I also found myself listening to music at work. Again, it was awesome to be able to have a song pop in my head, and for the most part, be able to listen to it, as Google has quite an extensive catalog available.
I found myself using it just about every day, and when my time came up toward expiration, I actually started giving some thought to paying for it.
I was using it all the time. It really bolstered my music listening experience. Plus, it was only $10 per month. No big deal, right?
Why I Let My Trial Expire
After thinking about it, especially that last sentence, I realized that I just couldn’t justify that cost. Yes, $10 per month really isn’t a lot, but it would definitely be a luxury purchase, and one that I really couldn’t justify in the grand scheme of things, especially when I had alternatives that worked quite a bit.
The Alternatives To Paying For Streaming Music
Once I let it expire, I was definitely sad. It was really a cool service and I do love music, but I quickly found myself going back to the old way of listening to music which consists largely of a mix of the following:
- Slacker Radio (free) – Many people use Pandora for streaming ‘channel’ music, but I had always preferred Slacker Radio.
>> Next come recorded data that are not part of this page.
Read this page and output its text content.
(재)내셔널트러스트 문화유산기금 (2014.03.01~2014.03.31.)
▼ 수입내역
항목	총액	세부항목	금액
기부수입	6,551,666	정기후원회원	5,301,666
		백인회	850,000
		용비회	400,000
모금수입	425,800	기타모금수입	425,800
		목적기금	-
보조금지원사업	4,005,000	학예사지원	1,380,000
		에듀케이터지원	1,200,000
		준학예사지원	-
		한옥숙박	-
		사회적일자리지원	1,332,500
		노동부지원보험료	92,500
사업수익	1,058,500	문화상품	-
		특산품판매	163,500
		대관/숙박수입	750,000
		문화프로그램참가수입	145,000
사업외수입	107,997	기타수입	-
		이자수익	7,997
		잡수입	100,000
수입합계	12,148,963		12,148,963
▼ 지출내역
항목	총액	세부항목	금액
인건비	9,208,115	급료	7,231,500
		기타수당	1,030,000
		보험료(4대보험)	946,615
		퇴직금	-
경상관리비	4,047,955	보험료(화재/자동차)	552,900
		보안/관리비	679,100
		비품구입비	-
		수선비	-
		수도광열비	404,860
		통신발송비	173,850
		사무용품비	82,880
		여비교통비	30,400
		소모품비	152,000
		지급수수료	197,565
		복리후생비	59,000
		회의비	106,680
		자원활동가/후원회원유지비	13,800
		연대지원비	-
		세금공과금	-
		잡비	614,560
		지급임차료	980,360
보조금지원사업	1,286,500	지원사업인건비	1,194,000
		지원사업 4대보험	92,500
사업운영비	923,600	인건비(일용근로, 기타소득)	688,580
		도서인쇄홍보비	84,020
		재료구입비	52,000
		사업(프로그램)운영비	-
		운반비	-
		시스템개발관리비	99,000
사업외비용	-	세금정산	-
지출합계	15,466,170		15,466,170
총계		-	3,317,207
It’s basically the same thing, but I found that it seems to have less intrusive commercials, and for some reason, seemed a bit better at buffering. My work is on the fringe of data coverage, and it’s sometimes just fair. Slacker seemed to more robustly handle buffering, as I had less times where things stopped if the coverage dropped.
- Copying my MP3s – I have quite a large CD collection, largely from the 1990’s and 2000’s. I ripped most of the CDs to digital format over the period of a few months, and it’s not really that big of a deal to copy MP3s over to my smartphone or thumb drive, and listen to them at work. When I reflected back on the listening I did with my Google Play Music trial, probably half or more of the music I listened to was stuff I already owned, and while it was nice to not have to go through the hassle of copying stuff over, it wasn’t really worth the money for the trade-off, especially when I looked at it that I’d basically be paying again for the music I listened to that I already technically owned.
- Youtube – If a particular song gets in my head for some reason, most of the time it’s pretty easy to go to Youtube and listen to it. Really, how hard is that?
In The End
In the end, I loved the Google Play Music service, and if given another opportunity to get another trial, I would jump on it in a second. At some point, I wonder if they could go to a free model where you have to listen to commercials but have more freedom to choose what you listen to. Perhaps advertising revenue couldn’t make up the difference in user subscription fees that are generated today, but the music industry has evolved and changed so much over the last 15 years, you never know what could happen, right?
Readers, what are your thoughts and personal experiences with streaming music services?